To maintain balanced expression and minimize metabolic burden, we designed a polycistronic expression cassette under the T7 promoter. This allowed the transcription of one mRNA encoding all three proteins, each with its own ribosome binding site (BBa_B0030). To facilitate future modifications, we included restriction sites between the ORFs and at strategic locations. Gene synthesis was used to generate the inserts, which were cloned into the backbones using Gibson assembly.
As controls, we constructed a positive control by fusing mScarlet-I and mNeonGreen to observe direct FRET efficiency, and a negative control by using a folding plasmid lacking the Oct1 target sequence.
Fluorescence intensity for mNeonGreen, mScarlet-I, and FRET was measured 18 hours post-incubation with varying IPTG concentrations (0.8 mM to 0.0125 mM).
Figure 1: Fluorescence measurement of first simple staple construct
Fluorescent measurement, normalized to cell count, of mNeonGreen (ex. 490 nm, em. 530 nm), mScarlet-I (ex. 560
nm, em. 600 nm), and FRET (ex. 490 nm, em. 600 nm) in E. coli, 18 h
after induction with different IPTG concentrations. Data is presented as mean ± SD.

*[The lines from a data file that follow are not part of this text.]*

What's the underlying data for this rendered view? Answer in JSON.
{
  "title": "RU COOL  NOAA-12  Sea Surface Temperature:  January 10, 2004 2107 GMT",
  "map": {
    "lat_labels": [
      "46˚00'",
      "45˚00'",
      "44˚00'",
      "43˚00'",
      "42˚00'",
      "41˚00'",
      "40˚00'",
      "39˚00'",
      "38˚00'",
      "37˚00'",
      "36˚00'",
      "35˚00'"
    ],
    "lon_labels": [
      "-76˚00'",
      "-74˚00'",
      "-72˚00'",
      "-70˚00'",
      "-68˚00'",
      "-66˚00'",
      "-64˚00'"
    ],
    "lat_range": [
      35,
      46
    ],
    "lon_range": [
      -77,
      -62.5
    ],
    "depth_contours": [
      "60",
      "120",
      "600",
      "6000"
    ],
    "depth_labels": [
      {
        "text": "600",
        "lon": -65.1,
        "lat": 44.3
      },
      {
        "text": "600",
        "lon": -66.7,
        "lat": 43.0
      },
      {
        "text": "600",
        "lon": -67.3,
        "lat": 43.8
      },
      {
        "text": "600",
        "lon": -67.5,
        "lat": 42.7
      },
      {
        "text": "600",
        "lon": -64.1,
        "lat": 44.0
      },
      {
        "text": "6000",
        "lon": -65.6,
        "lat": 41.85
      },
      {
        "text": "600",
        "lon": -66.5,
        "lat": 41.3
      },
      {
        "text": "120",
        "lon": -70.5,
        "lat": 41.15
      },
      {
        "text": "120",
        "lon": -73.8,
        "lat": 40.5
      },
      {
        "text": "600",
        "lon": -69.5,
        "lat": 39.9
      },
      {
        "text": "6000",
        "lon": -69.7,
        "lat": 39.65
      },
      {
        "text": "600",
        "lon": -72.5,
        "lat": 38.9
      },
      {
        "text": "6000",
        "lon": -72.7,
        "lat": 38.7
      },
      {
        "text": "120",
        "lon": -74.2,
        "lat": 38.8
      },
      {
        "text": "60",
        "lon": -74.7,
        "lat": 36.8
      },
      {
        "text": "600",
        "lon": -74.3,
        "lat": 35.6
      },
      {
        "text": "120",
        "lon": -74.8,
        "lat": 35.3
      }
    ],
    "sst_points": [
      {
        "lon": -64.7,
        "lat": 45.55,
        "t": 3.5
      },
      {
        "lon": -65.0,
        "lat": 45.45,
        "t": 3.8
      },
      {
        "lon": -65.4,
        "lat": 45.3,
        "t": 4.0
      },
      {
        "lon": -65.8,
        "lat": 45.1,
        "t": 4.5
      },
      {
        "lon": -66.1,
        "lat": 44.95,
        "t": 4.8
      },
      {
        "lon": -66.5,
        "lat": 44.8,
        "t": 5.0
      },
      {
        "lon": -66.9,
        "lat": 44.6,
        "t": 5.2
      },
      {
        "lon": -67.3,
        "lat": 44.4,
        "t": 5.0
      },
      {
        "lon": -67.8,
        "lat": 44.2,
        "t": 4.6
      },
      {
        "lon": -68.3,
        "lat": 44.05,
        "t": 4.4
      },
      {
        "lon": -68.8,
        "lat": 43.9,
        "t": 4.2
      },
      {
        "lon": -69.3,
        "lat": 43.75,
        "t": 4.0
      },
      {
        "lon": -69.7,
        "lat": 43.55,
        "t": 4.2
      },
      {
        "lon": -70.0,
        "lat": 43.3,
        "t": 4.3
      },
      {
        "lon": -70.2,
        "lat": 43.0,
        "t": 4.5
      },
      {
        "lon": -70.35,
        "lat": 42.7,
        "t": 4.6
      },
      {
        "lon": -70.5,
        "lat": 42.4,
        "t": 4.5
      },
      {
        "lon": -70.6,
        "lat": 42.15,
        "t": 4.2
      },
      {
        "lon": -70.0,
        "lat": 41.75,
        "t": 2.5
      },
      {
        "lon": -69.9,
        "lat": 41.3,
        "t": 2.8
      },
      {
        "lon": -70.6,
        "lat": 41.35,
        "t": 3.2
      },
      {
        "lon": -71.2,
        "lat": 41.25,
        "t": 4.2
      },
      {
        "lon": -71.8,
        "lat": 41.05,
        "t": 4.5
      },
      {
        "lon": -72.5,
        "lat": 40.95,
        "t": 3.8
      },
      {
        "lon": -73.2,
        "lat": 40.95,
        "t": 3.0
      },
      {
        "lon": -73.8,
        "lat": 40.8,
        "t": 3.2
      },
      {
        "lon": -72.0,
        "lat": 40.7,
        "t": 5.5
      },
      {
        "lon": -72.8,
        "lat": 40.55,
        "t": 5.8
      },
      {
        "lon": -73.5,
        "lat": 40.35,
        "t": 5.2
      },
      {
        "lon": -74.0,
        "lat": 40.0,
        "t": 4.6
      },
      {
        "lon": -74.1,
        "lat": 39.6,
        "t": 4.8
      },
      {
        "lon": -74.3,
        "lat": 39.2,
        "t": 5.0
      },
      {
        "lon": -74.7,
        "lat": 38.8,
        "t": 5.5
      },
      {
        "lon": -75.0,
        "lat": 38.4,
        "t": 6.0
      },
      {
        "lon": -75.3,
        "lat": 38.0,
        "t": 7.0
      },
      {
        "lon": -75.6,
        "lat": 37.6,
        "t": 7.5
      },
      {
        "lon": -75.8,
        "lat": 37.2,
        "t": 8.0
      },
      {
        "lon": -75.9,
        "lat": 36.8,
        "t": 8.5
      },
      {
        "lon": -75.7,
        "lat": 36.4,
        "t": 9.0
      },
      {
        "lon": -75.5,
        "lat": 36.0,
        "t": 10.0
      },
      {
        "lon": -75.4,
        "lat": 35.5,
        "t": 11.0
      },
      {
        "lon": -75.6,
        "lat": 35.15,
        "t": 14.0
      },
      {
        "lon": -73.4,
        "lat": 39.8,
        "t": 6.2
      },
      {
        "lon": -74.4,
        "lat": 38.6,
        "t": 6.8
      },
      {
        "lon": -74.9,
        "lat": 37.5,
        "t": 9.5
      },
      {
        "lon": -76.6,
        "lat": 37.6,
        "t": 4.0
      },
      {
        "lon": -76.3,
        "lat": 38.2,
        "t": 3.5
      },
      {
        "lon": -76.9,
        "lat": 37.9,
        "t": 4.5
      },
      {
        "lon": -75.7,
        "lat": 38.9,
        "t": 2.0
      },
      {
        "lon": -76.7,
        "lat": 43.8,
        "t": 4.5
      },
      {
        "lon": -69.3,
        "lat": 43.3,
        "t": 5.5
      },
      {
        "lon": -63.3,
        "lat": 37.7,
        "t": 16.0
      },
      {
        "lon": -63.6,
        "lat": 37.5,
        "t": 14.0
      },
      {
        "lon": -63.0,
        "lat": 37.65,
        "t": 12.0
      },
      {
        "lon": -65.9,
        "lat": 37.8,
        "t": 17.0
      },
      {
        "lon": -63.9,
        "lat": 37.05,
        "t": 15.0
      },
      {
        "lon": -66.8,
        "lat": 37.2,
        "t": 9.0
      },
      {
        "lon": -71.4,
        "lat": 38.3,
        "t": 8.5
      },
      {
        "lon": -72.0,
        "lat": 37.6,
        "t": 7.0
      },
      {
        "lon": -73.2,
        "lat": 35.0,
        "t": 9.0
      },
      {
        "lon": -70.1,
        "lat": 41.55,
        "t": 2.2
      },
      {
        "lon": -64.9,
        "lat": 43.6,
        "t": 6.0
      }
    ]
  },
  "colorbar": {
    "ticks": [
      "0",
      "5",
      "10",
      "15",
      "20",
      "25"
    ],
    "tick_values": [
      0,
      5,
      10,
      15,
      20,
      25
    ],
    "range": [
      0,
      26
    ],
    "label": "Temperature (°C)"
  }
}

The positive control exhibited strong fluorescence for both proteins and FRET, indicating that the system was
functional in principle. However, the constructs expressing the staple and FRET-pairs didn’t exhibit any
fluorescence for all three measurements, indicating an issue with protein expression
The lack of fluorescence in the polycistronic constructs suggested problems in transcription or translation possibly due to the metabolic burden of expressing large, complex constructs. This hypothesis is also supported by the positive control where increasing fluorescence could be measured with decreasing IPTG concentrations, reinforcing the idea that overexpression might be causing stress and inhibiting efficient protein production. Importantly this initial testing showed that the FRET pairs are compatible resulting in measurable fluorescence readout, motivating us to further pursue this line of experiments.